Wednesday, August 09, 2006

Cogito Ergo WHAT? Or, It's a Geodesic, Stupid

As many of you know, American Philistine exists in part to assist in the translation of orthodox Presbyterianism from the antiquated idiom of Victorianism into the dialect of the "post-everything" person (a dialect which we call "poster parlance"). However, as I told a dear friend during a recent cigar-smoke-and-rum inundated evening, it is sometimes difficult to imagine what shape a faithfully translated Presbyterianism would take. It seems to me that one helpful move in creating this new incarnation would be to exit the Cartesian-Newtonian universe that we lamentably seem to still inhabit.

I've been reading Heidegger's Being and Time recently, and his discussion of Descartes started me thinking about orthodoxy's penchant for operating within a Newtonian universe, with all the Cartesian baggage that that universe entails. The only problem being this: several years back, there was this dude named Einstein, and he kind of interrupted the whole Newtonian gig, much as we all preferred the Newtonian thing. And then, around the same time, some dog named Heidegger came out with this anti-metaphysical phenomenological ontology that kind of turned into existentialism when Sartre and Camus got a hold of it. So, what happened is kind of like this: people don't really live in a causal, dualized universe anymore. They live in a relativized, existentialized universe.

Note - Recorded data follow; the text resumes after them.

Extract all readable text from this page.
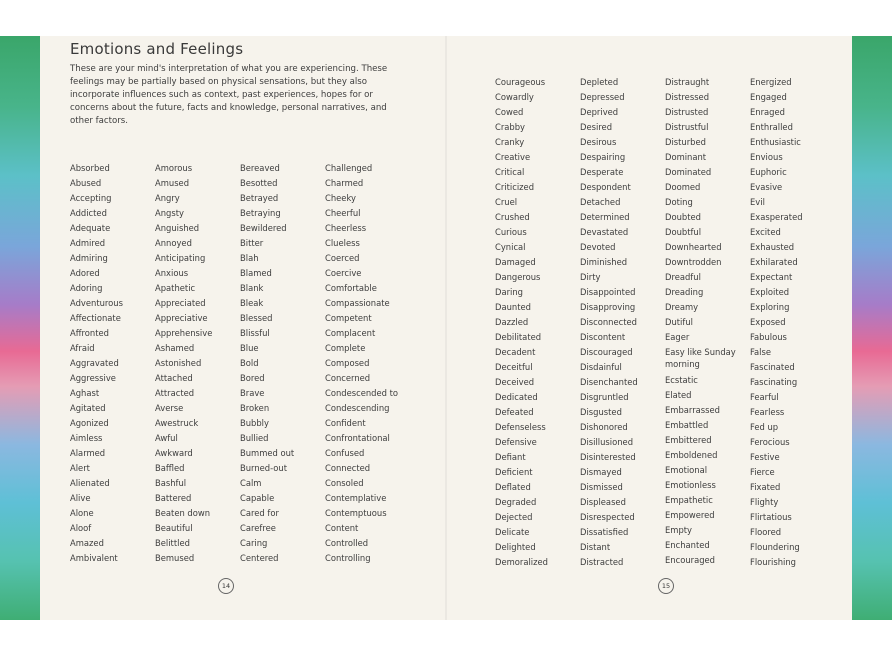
Emotions and Feelings

These are your mind's interpretation of what you are experiencing. These feelings may be partially based on physical sensations, but they also incorporate influences such as context, past experiences, hopes for or concerns about the future, facts and knowledge, personal narratives, and other factors.

Absorbed
Abused
Accepting
Addicted
Adequate
Admired
Admiring
Adored
Adoring
Adventurous
Affectionate
Affronted
Afraid
Aggravated
Aggressive
Aghast
Agitated
Agonized
Aimless
Alarmed
Alert
Alienated
Alive
Alone
Aloof
Amazed
Ambivalent
Amorous
Amused
Angry
Angsty
Anguished
Annoyed
Anticipating
Anxious
Apathetic
Appreciated
Appreciative
Apprehensive
Ashamed
Astonished
Attached
Attracted
Averse
Awestruck
Awful
Awkward
Baffled
Bashful
Battered
Beaten down
Beautiful
Belittled
Bemused
Bereaved
Besotted
Betrayed
Betraying
Bewildered
Bitter
Blah
Blamed
Blank
Bleak
Blessed
Blissful
Blue
Bold
Bored
Brave
Broken
Bubbly
Bullied
Bummed out
Burned-out
Calm
Capable
Cared for
Carefree
Caring
Centered
Challenged
Charmed
Cheeky
Cheerful
Cheerless
Clueless
Coerced
Coercive
Comfortable
Compassionate
Competent
Complacent
Complete
Composed
Concerned
Condescended to
Condescending
Confident
Confrontational
Confused
Connected
Consoled
Contemplative
Contemptuous
Content
Controlled
Controlling
Courageous
Cowardly
Cowed
Crabby
Cranky
Creative
Critical
Criticized
Cruel
Crushed
Curious
Cynical
Damaged
Dangerous
Daring
Daunted
Dazzled
Debilitated
Decadent
Deceitful
Deceived
Dedicated
Defeated
Defenseless
Defensive
Defiant
Deficient
Deflated
Degraded
Dejected
Delicate
Delighted
Demoralized
Depleted
Depressed
Deprived
Desired
Desirous
Despairing
Desperate
Despondent
Detached
Determined
Devastated
Devoted
Diminished
Dirty
Disappointed
Disapproving
Disconnected
Discontent
Discouraged
Disdainful
Disenchanted
Disgruntled
Disgusted
Dishonored
Disillusioned
Disinterested
Dismayed
Dismissed
Displeased
Disrespected
Dissatisfied
Distant
Distracted
Distraught
Distressed
Distrusted
Distrustful
Disturbed
Dominant
Dominated
Doomed
Doting
Doubted
Doubtful
Downhearted
Downtrodden
Dreadful
Dreading
Dreamy
Dutiful
Eager
Easy like Sunday morning
Ecstatic
Elated
Embarrassed
Embattled
Embittered
Emboldened
Emotional
Emotionless
Empathetic
Empowered
Empty
Enchanted
Encouraged
Energized
Engaged
Enraged
Enthralled
Enthusiastic
Envious
Euphoric
Evasive
Evil
Exasperated
Excited
Exhausted
Exhilarated
Expectant
Exploited
Exploring
Exposed
Fabulous
False
Fascinated
Fascinating
Fearful
Fearless
Fed up
Ferocious
Festive
Fierce
Fixated
Flighty
Flirtatious
Floored
Floundering
Flourishing
14	15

Derrida, for example, has made bank with the idea of "curved space," the lines of which are known as "geodesics." He fruitfully uses Einsteinian physics as metaphorical bolstering for his infinite play. Meanwhile, we're still talking about moths and flames. To make matters worse, we still rely on the Platonic tripartite breakdown of the soul, which is hopelessly antiquated now that "the ghost in the machine" model of humanity has been discontinued. Like it or not, we are in a quantum universe, with all the counter-intuitiveness that's entailed by that. And the human inhabitants of that quantum universe are deeply imbued with a sense of "the horizon of their ownmost possiblities," to use Marty's catchy phrase. So, as a step toward the translation of orthodoxy, I suggest that we locate the correct universe and life form first.